Root Veg and Apple Stuffing
In buttered dish, roast 2 cups (500 mL) each diced carrot, parsnip, squash and sweet potato; 1 head garlic, peeled, with olive oil, salt and pepper, at 400°F (200°C), 20 minutes. In saucepan, cook 2 cups (500 mL) each diced apple and pearl onions with chopped sage in butter, until caramelized. Add to roasted vegetables with 1 cup (250 mL) stock and bake 20 minutes.
Orzo-Stuffed Baked Peppers
This tasty side dish puts a unique spin on traditional Thanksgiving fare. Bonus: Leave out the sausage for a veggie-friendly option.
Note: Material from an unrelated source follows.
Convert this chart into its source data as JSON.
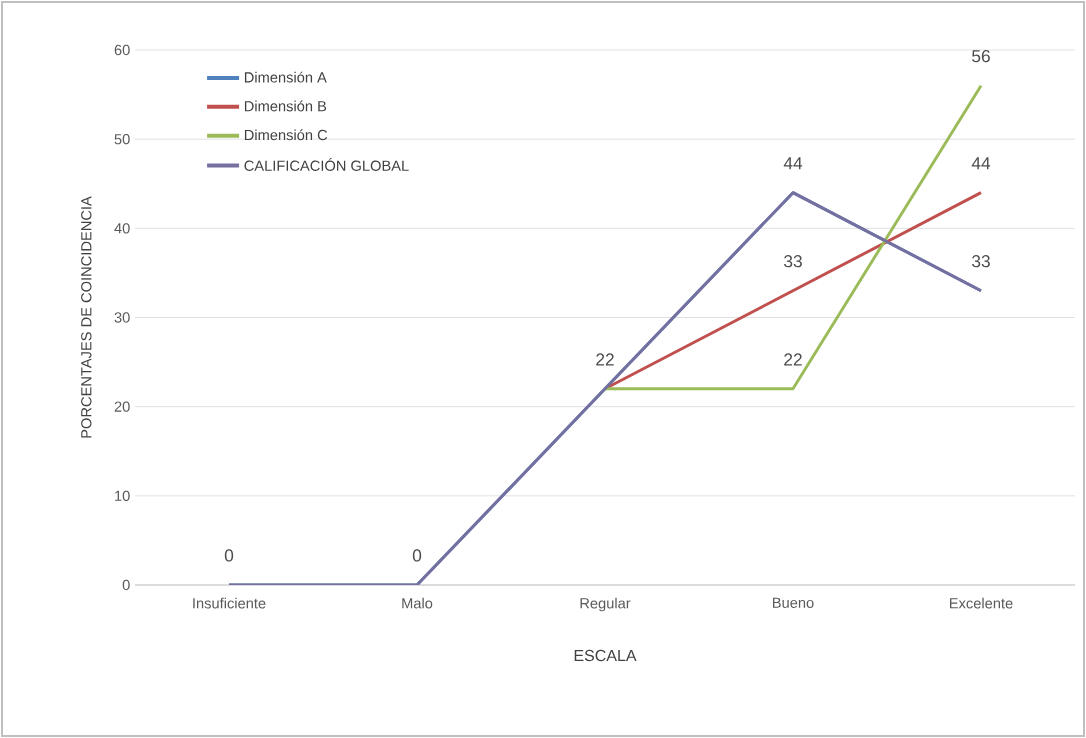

Cornbread and Chorizo Stuffing
Cook 1 lb (500 g) diced chorizo. Add ½ cup (125 mL) butter and sauté 1 medium onion, 2 celery stalks and 1 roasted serrano pepper, all diced. Add 6 chopped scallions; ½ cup (125 mL) each minced cilantro and parsley; and 3 cups (750 mL) grilled cornbread, cubed. Add 1 cup (250 mL) chicken stock. Bake in buttered dish at 350°F (180°C), 25 minutes.
Cranberry and Pistachio Wild Rice Stuffing
Sauté 1 onion, 2 celery sticks and 1 leek, diced, and 4 cloves garlic, minced, in butter. Add 2 cups (500 mL) cooked wild rice, 1 cup (250 mL) cooked basmati, 2 cups (500 mL) dried cranberries, chopped parsley and rosemary, 1 cup (250 mL) chicken stock and 1 cup (250 mL) toasted pistachios. Season. Bake in buttered dish at 400°F (200°C), 20 minutes.
Barley Cabbage Rolls
This hearty side dish is great to make if you’ll have a large group around your table.
Potato, Chick Pea and Spinach Stuffing
Sauté 2 cloves minced garlic, 1 sliced large red onion, 1 lb (500 g) diced potatoes, 2 cups (500 mL) diced carrots, 4 cups (1 L) each cooked chickpeas and chicken stock. Add 1 tsp (5 mL) fenugreek; ½ tsp (2 mL) each allspice, black pepper, ginger, paprika and salt; chopped parsley and coriander; and 1 lb (500 g) baby spinach. Bake in buttered dish at 350°F (180°C), 45 minutes.